You know where HyperCard is now? Really, in iBook Author [sic]. iBooks Author you can drag-and-drop premade modules that play videos, premade modules that do a stack of JPEGs. It’s really an authoring environment for the non-programmer to drag and drop, and just replace “stack of cards” with “book of pages” and you’ve got the same–but it’s much more powerful, and it’s color and has animations…and it has something in it that HyperCard never really had, which is a publishing arm. You write something in iBooks Author, and you say publish: it’s in the iTunes Store! Whereas HyperCard stacks, people had to put them on a sharing site…

(TWiT 35:05)

However, in 2020 Apple discontinued iBooks Author and recommended as a replacement Pages, a standard word processor with limited options for interactivity.

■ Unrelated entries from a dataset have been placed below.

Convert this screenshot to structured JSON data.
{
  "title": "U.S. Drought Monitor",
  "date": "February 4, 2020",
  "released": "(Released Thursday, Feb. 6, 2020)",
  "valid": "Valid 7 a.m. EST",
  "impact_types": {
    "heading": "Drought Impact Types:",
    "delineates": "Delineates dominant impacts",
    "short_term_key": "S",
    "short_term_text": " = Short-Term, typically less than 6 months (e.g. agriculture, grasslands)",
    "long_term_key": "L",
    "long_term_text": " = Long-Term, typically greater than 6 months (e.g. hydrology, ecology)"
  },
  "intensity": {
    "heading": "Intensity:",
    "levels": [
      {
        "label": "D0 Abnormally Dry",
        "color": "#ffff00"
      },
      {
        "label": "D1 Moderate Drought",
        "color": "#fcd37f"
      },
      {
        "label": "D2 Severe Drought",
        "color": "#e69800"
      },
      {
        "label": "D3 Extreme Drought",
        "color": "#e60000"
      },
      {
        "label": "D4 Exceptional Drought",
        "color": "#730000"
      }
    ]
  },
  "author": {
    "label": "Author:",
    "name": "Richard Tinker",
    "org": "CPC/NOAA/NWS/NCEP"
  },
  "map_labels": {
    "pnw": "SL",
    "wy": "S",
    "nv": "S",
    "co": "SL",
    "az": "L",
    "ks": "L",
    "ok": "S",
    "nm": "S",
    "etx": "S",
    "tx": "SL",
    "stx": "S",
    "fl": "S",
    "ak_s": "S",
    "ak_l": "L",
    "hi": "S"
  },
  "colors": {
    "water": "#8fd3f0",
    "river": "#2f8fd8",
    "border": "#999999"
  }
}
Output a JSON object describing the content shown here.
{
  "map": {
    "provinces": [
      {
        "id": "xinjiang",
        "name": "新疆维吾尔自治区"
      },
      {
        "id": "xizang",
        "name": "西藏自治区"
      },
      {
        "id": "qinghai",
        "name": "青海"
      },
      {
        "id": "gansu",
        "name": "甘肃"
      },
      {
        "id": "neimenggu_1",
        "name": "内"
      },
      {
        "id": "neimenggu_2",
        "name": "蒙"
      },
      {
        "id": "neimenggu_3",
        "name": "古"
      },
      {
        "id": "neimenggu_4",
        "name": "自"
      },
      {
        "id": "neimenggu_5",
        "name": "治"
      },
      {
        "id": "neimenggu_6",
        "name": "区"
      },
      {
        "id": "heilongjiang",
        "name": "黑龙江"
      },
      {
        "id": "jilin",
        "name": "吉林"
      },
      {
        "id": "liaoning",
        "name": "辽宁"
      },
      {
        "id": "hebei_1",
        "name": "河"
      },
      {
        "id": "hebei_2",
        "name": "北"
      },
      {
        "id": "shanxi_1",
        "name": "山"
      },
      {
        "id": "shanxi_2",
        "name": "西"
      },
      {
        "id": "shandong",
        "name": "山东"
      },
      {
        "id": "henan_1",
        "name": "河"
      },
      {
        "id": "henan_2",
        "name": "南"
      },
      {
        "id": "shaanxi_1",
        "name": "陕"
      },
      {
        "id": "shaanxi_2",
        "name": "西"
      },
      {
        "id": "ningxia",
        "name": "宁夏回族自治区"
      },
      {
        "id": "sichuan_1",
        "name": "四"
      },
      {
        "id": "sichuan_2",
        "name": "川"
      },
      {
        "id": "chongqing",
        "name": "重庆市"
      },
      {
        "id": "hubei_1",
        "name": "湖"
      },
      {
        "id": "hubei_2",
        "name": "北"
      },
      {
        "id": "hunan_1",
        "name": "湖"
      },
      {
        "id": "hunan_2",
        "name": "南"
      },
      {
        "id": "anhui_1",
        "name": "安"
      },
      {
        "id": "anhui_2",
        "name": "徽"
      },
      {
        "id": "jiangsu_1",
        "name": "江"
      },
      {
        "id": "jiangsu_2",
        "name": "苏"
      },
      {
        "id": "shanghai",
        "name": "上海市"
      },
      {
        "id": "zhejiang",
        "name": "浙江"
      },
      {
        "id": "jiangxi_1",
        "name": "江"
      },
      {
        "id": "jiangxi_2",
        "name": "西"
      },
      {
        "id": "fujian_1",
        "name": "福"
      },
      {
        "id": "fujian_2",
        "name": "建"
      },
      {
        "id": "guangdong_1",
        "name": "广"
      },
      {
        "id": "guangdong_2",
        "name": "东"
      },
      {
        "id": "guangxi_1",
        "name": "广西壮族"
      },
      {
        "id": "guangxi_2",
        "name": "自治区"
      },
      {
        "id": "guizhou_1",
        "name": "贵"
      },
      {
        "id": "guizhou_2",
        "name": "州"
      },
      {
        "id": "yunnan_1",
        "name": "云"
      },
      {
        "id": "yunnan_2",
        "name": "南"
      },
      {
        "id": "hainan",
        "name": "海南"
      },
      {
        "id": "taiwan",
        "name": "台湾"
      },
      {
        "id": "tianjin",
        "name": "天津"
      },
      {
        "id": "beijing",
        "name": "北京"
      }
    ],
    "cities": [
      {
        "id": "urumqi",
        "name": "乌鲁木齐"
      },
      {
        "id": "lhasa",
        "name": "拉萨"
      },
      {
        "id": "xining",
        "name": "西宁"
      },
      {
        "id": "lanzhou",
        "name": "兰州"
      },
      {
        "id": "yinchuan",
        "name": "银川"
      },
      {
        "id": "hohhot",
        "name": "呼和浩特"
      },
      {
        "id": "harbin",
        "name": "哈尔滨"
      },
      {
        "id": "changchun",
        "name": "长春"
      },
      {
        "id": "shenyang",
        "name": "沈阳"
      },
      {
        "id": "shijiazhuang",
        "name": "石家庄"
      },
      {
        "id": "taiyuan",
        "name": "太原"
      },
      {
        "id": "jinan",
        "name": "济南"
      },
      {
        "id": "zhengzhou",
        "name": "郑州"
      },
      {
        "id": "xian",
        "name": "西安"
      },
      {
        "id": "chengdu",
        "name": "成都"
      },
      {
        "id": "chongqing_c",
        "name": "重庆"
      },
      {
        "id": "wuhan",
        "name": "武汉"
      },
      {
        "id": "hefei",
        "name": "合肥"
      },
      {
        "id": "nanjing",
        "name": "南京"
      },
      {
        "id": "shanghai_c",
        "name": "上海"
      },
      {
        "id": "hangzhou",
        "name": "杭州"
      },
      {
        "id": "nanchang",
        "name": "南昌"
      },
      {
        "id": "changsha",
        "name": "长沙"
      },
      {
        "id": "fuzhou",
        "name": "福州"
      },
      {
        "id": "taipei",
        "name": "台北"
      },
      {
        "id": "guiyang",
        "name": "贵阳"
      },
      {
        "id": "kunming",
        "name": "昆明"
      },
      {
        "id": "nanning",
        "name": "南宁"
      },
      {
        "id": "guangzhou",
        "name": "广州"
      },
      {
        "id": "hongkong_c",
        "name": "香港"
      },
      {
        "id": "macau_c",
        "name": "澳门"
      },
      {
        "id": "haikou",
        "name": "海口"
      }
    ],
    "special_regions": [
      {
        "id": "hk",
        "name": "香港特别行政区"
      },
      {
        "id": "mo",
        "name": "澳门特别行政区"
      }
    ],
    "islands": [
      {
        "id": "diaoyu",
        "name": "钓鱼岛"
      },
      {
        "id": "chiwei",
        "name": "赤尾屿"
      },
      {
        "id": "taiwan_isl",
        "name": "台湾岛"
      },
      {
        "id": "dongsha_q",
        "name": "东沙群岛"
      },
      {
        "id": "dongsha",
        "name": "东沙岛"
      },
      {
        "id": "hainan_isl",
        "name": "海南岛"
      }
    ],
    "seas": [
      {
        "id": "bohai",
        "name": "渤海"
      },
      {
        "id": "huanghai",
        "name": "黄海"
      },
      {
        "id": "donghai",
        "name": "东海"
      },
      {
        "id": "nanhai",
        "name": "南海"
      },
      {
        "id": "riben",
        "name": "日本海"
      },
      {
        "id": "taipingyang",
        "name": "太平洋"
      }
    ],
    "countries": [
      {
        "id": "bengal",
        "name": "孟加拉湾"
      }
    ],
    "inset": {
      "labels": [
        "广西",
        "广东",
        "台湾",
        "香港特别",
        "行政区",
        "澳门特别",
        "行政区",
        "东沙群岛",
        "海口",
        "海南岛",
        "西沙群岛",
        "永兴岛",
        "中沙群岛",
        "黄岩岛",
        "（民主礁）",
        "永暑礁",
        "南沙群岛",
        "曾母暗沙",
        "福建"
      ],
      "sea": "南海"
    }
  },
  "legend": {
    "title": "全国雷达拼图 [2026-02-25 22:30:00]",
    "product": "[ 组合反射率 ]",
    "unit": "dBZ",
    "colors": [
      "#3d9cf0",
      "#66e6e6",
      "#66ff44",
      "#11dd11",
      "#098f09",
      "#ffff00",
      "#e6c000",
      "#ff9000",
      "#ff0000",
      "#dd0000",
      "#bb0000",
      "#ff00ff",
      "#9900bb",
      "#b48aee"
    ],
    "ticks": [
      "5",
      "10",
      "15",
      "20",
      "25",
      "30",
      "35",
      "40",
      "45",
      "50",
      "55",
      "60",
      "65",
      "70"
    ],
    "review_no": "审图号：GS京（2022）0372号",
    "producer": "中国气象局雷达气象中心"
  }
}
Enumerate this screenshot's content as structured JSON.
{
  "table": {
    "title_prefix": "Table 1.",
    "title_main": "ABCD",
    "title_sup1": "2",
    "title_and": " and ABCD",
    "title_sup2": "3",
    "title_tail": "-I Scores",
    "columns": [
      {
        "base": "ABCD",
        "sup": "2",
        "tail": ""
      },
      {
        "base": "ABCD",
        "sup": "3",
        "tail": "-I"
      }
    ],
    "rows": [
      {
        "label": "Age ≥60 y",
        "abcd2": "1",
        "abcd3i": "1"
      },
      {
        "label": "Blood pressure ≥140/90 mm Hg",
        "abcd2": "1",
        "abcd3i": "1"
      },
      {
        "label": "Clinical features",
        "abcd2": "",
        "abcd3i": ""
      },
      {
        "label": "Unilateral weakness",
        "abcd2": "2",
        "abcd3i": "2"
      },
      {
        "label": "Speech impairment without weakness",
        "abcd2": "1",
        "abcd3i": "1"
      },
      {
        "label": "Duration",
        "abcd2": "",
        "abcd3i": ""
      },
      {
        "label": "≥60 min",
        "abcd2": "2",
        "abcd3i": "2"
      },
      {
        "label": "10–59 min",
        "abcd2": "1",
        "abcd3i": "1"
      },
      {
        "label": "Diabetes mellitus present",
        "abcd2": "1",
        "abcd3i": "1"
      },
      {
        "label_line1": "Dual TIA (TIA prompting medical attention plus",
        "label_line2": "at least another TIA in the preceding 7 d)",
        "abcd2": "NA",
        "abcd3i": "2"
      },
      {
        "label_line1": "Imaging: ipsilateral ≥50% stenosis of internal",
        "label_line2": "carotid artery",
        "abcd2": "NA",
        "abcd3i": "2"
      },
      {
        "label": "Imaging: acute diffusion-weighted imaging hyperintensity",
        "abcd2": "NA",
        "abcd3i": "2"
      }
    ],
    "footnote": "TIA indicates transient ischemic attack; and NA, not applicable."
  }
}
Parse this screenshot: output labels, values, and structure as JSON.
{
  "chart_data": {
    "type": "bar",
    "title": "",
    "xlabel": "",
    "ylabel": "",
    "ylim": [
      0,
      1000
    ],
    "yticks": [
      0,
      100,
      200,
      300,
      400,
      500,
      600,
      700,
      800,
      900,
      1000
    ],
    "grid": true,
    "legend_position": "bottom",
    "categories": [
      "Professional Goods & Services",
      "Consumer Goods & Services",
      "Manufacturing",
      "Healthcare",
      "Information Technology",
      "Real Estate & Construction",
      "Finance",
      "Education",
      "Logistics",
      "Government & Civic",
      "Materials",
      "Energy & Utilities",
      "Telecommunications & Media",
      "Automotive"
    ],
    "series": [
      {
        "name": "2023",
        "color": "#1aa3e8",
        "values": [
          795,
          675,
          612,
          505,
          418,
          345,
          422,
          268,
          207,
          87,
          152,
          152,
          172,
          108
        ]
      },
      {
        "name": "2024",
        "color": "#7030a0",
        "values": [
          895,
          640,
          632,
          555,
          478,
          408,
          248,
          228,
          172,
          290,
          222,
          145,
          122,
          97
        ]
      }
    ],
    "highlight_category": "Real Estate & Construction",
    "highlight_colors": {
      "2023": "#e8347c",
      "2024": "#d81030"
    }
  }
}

There have been a number of fairly direct successors to HyperCard, including SuperCard, MetaCard, Runtime Revolution, and currently LiveCode. Atkinson describes how close the last is:

LiveCode is probably the most complete sort of HyperCard-on-steroids. It’s a lot more, it’s not just HyperCard…It’s not as easy and approachable as HyperCard was, you can’t just walk up to it and have a casual relationship. You kinda have to dedicate a little time into learning how to use the system”

(Legacy 1:02:41)

Screenshot of LiveCode editing environment

A quote by Bettencourt about the limitations of earlier tools applies to LiveCode as well:

I still believe there is a need for an open-source HyperCard clone. SuperCard and Revolution are all well and good, but in my opinion they have two major problems: they’re expensive, and they’re proprietary. What made HyperCard the ubiquitous product it was in the early 90’s as opposed to the niche product SuperCard and Revolution are today was the fact that it was included free with every Macintosh sold. So anybody could use it to create something, then share their creation with somebody else with the confidence that the other person would be able to run it. That isn’t true of HyperCard clones today, and outside of our own little clique, barely anyone even knows of their existence.

(xTalk, Bettencourt)

LiveCode originally had an open source version, but it was discontinued in 2021. But LiveCode hasn’t had the same impact as HyperCard, for several reasons:

  • As Atkinson said about SuperCard: “but it’s not like having it in the box” (Legacy 46:33). So people would need to know to download its open source version to use it.
  • It builds compiled apps. This means that users can’t tweak and modify them, they can’t inspect them to see how they’re written, and they don’t even automatically see that they can build software using LiveCode.